Lessons from Volunteering

Student derives important life lessons from volunteer experience at the Hebrew Home

Let me tell you about an amazing experience I had through Community Service.  Four years ago, when I first started volunteering at the Hebrew Home, I had trouble relating to the elderly people with whom I was working with because many of them were confined to wheelchairs and were unable to speak.  That's why Sarah R, a resident on the fifth floor, instantly became my favorite person to work with.  She could walk, talk, crack jokes, and even sing a few Hebrew songs if you asked politely.

My first impression of this woman was that she looked and acted like my late great grandmother whom I had known for only eight years of my life.  I remember calling my grandmother as soon as I left the Hebrew Home on my first day and saying, "you'll never believe it but I am working with a woman who reminds me exactly of Grandma Sara."  Yes, you heard it correctly, my great grandmother's name was Sarah too.   In fact, her last name was Tunick, which sounds eerily close to the resident’s last name. .  When I noticed this similarity, I just knew that Sarah R. was something special. 

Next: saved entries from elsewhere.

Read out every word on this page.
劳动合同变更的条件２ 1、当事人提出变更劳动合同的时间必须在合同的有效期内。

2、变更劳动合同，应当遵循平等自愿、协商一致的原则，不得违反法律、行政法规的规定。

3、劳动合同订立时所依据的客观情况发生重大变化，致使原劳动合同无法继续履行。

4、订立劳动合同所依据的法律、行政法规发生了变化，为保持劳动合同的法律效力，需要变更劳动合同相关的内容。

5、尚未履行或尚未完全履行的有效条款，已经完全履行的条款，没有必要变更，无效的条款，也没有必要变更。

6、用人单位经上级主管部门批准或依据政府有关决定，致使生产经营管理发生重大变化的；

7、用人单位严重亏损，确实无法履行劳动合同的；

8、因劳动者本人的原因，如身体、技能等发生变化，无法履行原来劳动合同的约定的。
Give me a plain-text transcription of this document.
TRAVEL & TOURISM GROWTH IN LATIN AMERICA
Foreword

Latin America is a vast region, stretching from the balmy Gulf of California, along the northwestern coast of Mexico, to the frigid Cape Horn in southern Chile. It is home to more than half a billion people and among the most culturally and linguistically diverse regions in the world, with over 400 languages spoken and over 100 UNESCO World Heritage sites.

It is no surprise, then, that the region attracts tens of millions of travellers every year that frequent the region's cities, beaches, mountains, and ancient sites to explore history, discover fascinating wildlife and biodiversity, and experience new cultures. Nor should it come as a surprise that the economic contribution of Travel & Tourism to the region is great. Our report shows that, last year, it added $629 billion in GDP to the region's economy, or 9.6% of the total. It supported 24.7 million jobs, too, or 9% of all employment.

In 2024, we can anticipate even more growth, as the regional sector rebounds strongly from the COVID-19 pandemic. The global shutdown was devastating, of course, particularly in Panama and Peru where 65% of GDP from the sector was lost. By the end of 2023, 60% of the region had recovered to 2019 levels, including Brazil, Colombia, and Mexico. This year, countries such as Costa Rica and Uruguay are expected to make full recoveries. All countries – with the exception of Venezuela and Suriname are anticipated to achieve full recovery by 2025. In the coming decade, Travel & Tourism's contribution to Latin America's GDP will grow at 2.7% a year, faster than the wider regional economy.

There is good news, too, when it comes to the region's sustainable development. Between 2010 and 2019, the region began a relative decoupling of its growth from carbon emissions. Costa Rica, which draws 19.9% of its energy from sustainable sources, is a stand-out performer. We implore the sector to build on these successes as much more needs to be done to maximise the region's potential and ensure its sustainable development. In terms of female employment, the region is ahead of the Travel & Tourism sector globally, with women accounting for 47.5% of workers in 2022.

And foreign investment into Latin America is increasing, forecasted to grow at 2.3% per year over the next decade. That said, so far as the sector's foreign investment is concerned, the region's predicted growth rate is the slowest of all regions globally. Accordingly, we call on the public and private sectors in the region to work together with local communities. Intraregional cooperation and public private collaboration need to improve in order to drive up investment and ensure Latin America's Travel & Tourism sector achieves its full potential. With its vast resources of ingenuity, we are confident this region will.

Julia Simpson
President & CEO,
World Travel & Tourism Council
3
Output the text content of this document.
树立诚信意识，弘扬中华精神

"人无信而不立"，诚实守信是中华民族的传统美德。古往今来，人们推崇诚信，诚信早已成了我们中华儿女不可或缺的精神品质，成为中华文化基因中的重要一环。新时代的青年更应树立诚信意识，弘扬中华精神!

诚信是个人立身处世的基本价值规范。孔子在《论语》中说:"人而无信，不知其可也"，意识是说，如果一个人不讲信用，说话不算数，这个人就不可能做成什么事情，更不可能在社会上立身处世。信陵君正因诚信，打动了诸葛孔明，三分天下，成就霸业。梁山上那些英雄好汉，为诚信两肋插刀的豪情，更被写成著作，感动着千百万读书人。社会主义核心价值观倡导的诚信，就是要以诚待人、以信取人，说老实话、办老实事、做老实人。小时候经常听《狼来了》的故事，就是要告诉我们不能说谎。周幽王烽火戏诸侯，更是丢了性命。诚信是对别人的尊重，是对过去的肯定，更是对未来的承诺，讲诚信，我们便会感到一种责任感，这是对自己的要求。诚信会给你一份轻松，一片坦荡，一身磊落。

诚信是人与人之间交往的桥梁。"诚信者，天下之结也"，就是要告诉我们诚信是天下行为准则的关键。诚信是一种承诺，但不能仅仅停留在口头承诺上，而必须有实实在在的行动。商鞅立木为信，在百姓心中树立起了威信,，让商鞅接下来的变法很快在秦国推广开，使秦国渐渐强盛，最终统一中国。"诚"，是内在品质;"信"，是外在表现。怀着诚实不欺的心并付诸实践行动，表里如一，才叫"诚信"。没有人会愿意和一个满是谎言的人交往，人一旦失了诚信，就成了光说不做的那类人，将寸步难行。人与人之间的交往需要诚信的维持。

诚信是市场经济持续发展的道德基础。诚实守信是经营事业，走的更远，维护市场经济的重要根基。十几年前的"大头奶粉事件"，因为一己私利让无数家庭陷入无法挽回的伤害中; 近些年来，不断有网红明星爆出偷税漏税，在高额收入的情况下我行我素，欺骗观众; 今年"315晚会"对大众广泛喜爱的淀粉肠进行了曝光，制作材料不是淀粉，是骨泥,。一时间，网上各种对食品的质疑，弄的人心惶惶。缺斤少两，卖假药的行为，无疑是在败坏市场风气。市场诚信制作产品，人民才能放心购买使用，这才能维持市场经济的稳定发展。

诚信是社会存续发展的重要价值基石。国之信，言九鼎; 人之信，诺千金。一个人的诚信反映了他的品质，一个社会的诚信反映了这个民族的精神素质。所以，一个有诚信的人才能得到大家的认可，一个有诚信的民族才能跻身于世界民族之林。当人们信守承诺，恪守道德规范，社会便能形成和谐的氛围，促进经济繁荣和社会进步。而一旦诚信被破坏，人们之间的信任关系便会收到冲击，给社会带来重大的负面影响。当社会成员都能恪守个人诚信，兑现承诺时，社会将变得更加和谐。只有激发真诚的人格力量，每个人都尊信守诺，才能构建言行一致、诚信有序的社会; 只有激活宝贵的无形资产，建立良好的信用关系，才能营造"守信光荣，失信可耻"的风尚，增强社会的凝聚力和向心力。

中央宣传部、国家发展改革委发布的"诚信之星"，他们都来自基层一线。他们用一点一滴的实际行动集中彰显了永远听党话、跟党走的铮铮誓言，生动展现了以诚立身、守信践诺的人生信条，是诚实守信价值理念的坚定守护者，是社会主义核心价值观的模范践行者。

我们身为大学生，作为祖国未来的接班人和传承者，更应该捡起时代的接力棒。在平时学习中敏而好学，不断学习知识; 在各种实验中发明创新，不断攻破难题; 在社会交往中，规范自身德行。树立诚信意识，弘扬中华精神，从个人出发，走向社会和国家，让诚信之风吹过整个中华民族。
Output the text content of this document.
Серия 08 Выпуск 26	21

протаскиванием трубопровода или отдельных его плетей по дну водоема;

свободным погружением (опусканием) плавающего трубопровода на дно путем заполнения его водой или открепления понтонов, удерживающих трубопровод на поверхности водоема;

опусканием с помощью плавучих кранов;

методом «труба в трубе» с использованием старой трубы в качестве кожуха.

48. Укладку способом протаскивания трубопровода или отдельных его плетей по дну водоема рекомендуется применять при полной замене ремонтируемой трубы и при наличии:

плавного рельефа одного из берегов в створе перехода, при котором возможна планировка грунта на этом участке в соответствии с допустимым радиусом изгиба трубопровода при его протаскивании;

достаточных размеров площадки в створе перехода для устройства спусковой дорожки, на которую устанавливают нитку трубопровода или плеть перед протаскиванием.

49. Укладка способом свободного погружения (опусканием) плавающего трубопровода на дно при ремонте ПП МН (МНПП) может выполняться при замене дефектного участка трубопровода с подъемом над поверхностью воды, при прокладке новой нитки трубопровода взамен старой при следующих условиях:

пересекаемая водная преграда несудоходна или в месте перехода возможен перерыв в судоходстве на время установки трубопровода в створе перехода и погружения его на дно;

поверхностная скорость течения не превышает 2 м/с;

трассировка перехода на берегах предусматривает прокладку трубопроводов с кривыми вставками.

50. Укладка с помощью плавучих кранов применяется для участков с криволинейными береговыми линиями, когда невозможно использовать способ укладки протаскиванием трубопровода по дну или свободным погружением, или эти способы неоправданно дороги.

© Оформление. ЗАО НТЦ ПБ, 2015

I set aside hours out of my day to spend time with her talking about her family and her upbringing.  She mostly bragged about her family and how much she loved them, which made me realize how important my own family is to me.  I felt as if I was getting a second chance to spend time with my great grandmother whom I never really got to know that well.  In fact, Sarah was the reason I kept going back every week.  It is because of her that I fell in love with community service and helping those who are in need.  She demonstrated to me how ironic it is that, many times, the volunteers can benefit just as much, if not more, from the people whom they are helping. 

Unfortunately, Sarah got sick about six weeks ago.  I could immediately tell from her actions that something was wrong.  One Saturday, after I had taken Sarah back up to her room from Shabbat Services, I asked the Rabbi if he would notify me if anything serious were to happen to her that next week.  Low and behold, she passed away that Tuesday.  I made a point of attending her Shiva (held at her son's house) and letting her family know how much she meant to me.  They were very kind to me and I could tell how much she meant to them too. 

Thinking back, I realize how blessed I am to have her as a part of my life. I know that I will continue serving others because she has inspired me to.  I also know that going back to the Hebrew Home will never be the same without her.  Even though the time I got to spend with her was brief, she made a significant impact on me that will last a lifetime.